Survey Reveals 68 Percent of Large U.S. Companies are Unprepared for a Pandemic


BOSTON -- AMR Research has released findings from a recent field study that revealed 68 percent of companies with more than $1 billion in revenues are not prepared for a pandemic, such as an avian flu outbreak. The survey highlights the fact that a majority of companies have not implemented a risk management strategy.

AMR Research identified several areas that companies could prepare and invest in order to lessen the effects of a pandemic. The following are brief descriptions of those strategies, as well as the percent of companies that have prepared for each strategy:

* Supply Risk Planning (22 percent) -- How prepared are companies to re-source supplies and goods from other areas? Understanding and optimizing the nodes in the supply chain in case large geographies are more affected than others is vital.

* Home Bound (38 percent) -- Companies must have the technology in place to support customers and employees that need to work from the safety of their own home.

* Self-Service (29 percent) -- Allowing employees and customers to transact business remotely and to create workflow will limit exposure.

* Training (22 percent) -- Workers should be trained in multiple jobs, similar to the military, so that there are many options should a colleague become disabled.
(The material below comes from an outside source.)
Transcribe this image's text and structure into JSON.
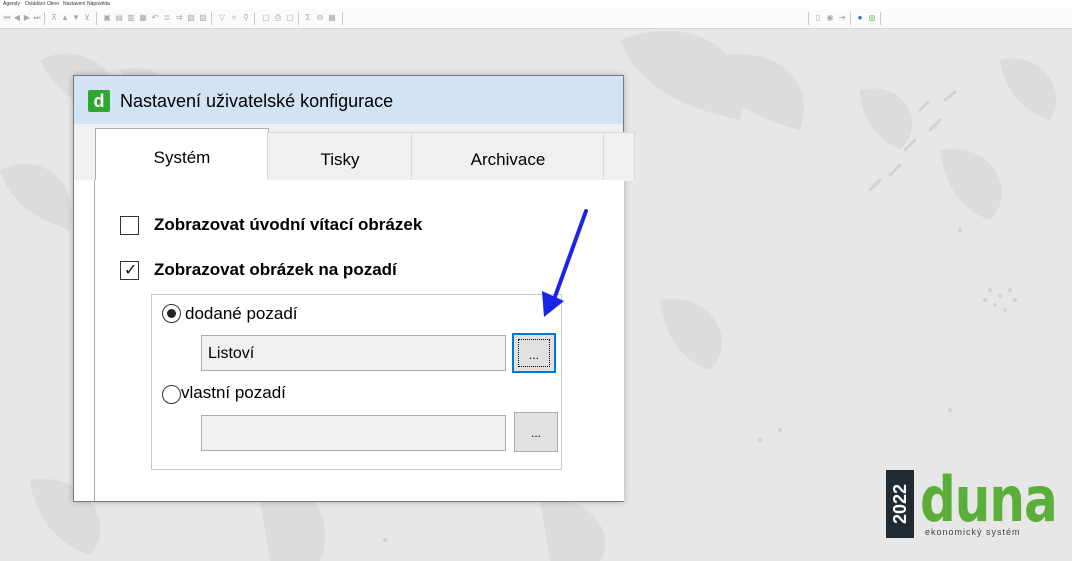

Such cross-training not only helps in case of pandemic, but it also helps stem the ongoing brain-drain problem so many companies are having to deal with as skilled workers retire or leave for other jobs.

* Risk management (43 percent) -- Evaluating scenarios for corporate-wide financial risk for the present, the near term, and the future.

"Large businesses play a key role in delivering critical supplies and services in a global economy. Evaluating their ability to do so is vital to their operations," said Tony Friscia, president and CEO of AMR Research. "Ignoring the possibility of a pandemic or another low-probability, high-impact event is not a strategy -- building a risk management framework is."

The report highlights the need for a supply chain risk management strategy notwithstanding a pandemic. In recent history, businesses have experienced significant event risk in the form of port strikes, natural disasters, terrorism, and outbreaks such as SARS, in addition to increasingly constrained logistics, longer supply lead times, and more variable demand and supply. AMR Research has found that companies with an operational risk management strategy have seen a lower impact to business than competitors.

"Risk management is not just about creating a plan and sticking it in a binder on some executive's shelf -- it's about putting a program in place to assess the risks that your supply chain may face, and building a plan for mitigating those risks," said Mark Hillman, research director at AMR Research.